U.S. track legend Florence Griffith Joyner held the women’s 100 meter dash record for 33 years
A new “fastest woman alive” has been crowned at the Tokyo Olympics. Jamaican sprinter Elaine Thompson-Herah just beat the record previously held by Florence Griffith Joyner by a one-hundredth of a second.
Thompson-Herah took home the gold in Tokyo on Saturday, completing the women’s 100 meter race in just 10.61 seconds and narrowly beating out Flo-Jo’s record of 10.62 set during the 1988 Seoul Games.
This is the sprinter’s second gold medal. She also won the top-prize in the same event at the 2016 Rio de Janeiro Games.
The race yielded an all-Jamaican podium, with Shelly-Ann Fraser-Pryce finishing behind Thompson-Herah in 10.74 seconds and Shericka Jackson taking the bronze medal with a time of 10.76.
Jamaican prime minister Andrew Holness celebrated the wins in a series of tweets Saturday.
“Proud cya done! #TeamJamaica 1,2,3. Congratulations to our women for a scintillating finals,” he wrote. “Let’s continue to make history!”
“Jamaica is truly a superpower on global track and field,” a second tweet read.
Although Thompson-Herah appears to be following in Griffith Joyner’s incredibly brisk footsteps, Flo-Jo, known for her vibrant personal style in addition to her athletic prowess, still holds a number of worldwide records in the sport.

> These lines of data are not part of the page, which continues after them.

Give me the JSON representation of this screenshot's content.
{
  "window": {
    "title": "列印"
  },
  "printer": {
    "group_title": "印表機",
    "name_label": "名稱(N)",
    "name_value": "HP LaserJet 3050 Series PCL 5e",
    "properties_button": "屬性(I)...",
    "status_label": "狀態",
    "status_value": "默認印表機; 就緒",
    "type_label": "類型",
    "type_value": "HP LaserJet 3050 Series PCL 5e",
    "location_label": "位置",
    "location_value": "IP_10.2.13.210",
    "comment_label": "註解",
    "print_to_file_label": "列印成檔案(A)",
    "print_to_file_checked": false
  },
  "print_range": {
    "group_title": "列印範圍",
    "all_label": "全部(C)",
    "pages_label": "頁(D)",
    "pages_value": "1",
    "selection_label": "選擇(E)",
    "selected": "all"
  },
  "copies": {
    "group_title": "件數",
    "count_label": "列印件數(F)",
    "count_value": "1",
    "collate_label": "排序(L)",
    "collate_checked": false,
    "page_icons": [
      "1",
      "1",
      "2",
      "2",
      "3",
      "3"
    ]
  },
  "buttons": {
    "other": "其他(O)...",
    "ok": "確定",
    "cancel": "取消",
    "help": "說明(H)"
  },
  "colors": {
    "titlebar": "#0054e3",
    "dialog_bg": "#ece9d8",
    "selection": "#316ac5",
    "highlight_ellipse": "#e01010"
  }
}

For instance, she completed the 100 meter race in an astounding 10.49 seconds during the 1988 Olympic trials (not at the official games) and her record of 21.34 seconds in the women’s 200 meters still stands as well.
Griffith Joyner died in her sleep as the result of an epileptic seizure in 1998 at the age of 38.
“I remember she once told me, ‘I never want anybody to be like me. I want them to make bigger footsteps than me,’” her husband Al Joyner told the AP in a recent interview prior to Thompson-Herah’s win. “That was always her dream.”